Personality tests would make the military more effective
Tue, 23 Jun 2015 14:50:00 BST
Researcher Dr Merle Parmak argues that military personality tests should be used to determine whether recruits are suitable for combat or better fitted to roles behind the lines
ARMIES would be more efficient and effective if they used personality tests to decide whether recruits are suitable for combat or better fitted to roles behind the lines. This is the conclusion of a University of Huddersfield psychology lecturer and researcher who has held military rank and spent time in battle zones. Her arguments have come to the attention of NATO ACT (Allied Command Transformation).
Estonian-born Dr Merle Parmak (pictured right) has analysed the differing personality types to be found among military personnel. High sensation seekers are less likely to be afraid in combat because they have a relatively low perception of threat and treat it as a challenge. Low sensation seekers have much higher perception of threat and could fail in combat.
Another trait analysed by Dr Parmak is “structure seeking”. A low sensation seeker with a liking for structure will be highly effective in a staff or office role. However, even in combat there is a need for good organisation, therefore the most effective fighting soldier will be a high sensation seeker who is also comfortable with structure.
Sophisticated psychological tests have been developed to analyse attitudes towards sensation and structure. The basis of Dr Parmak’s work – in her PhD thesis, in a sequence of academic articles and a briefing note titled Personality assessment and military selection, presented to a NATO Operations Medical Conference – is that these tests should be used to decide the ideal deployment for recruits.
She describes this as an “interactional approach” and hopes that it will become military orthodoxy. It has been challenged on grounds of expense, but Dr Parmak argues that it would bring about enormous increases in military efficiency by ensuring that recruits were allotted to their most suitable roles.
“In the modern military environment, there is a very wide range of occupations and we are performing badly if we simply take a recruit and fill an empty slot without first testing the person and assigning duties that are suitable for that profile,” she says.
Allotment of roles
Dr Parmak does not accept that the issue is simply a question of cowardice and courage.
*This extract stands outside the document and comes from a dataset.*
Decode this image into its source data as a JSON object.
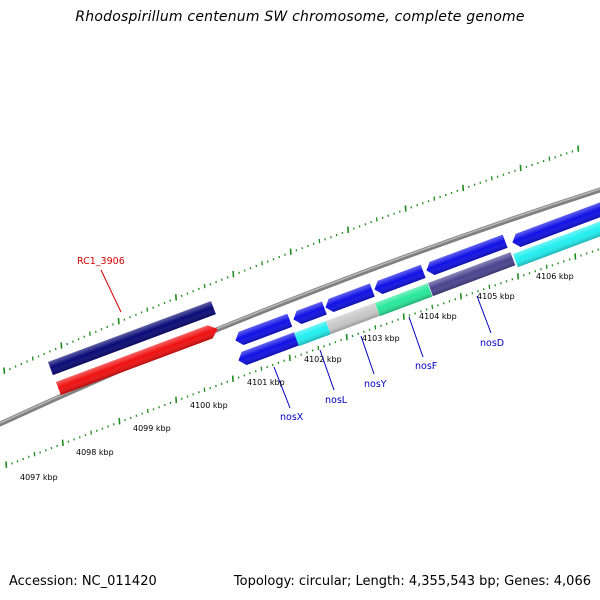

“If you take a structure seeker and you put him in a very high risk situation, he may seem to behave as a coward because he cannot tolerate risks. If you take a sensation seeker and put him into an office environment then he will get equally stressed because he hates the boredom.”
The nature of army recruitment campaigns influences the psychological profile of recruits, says Dr Parmak.
“If we are emphasising the macho stuff so that armed forces are advertising themselves as a place for adventure, then that will result in more sensation seekers. But if the forces advertise themselves as peace-keeping organisations – like the UN blue helmets – then they get more structure seekers.”
Careful allotment of roles according to psychological suitability would not lessen an army’s combat capability, argues Dr Parmak.
“Not all combat roles are action roles,” she says. “Afghanistan was the most combat-like recent deployment, but even here there were roles where the level of risk was not very high.”
Research into the military
Dr Parmak has conducted research in Afghanistan and other combat zones, including Bosnia, and she holds the rank of Captain (Retired), from her period in uniform as a research psychologist at the Estonian Defence College.
Her engagement with the military began in the 1990s and the period of the collapse of the Soviet Union, when she served with the logistics department of the Estonian Defence League. When she later went on to study psychology, her exposure to the military provided her with the basis for research that has seen her carry out international collaboration in several NATO STO (Science and Technology Organisation) Human Factors and Medicine Panel research task groups, and resulted in several co-authored books and articles, including Personality and the perception of situation structure in a military environment: seeking sensation versus structure as a soldier in the Journal of Applied Social Psychology.
Before relocating to the UK, she was a research fellow for the Institute of Industrial Psychology at Tallinn University of Technology in Estonia. At the University of Huddersfield, she lectures in occupational and organisational psychology and aims to continue with her research into the military.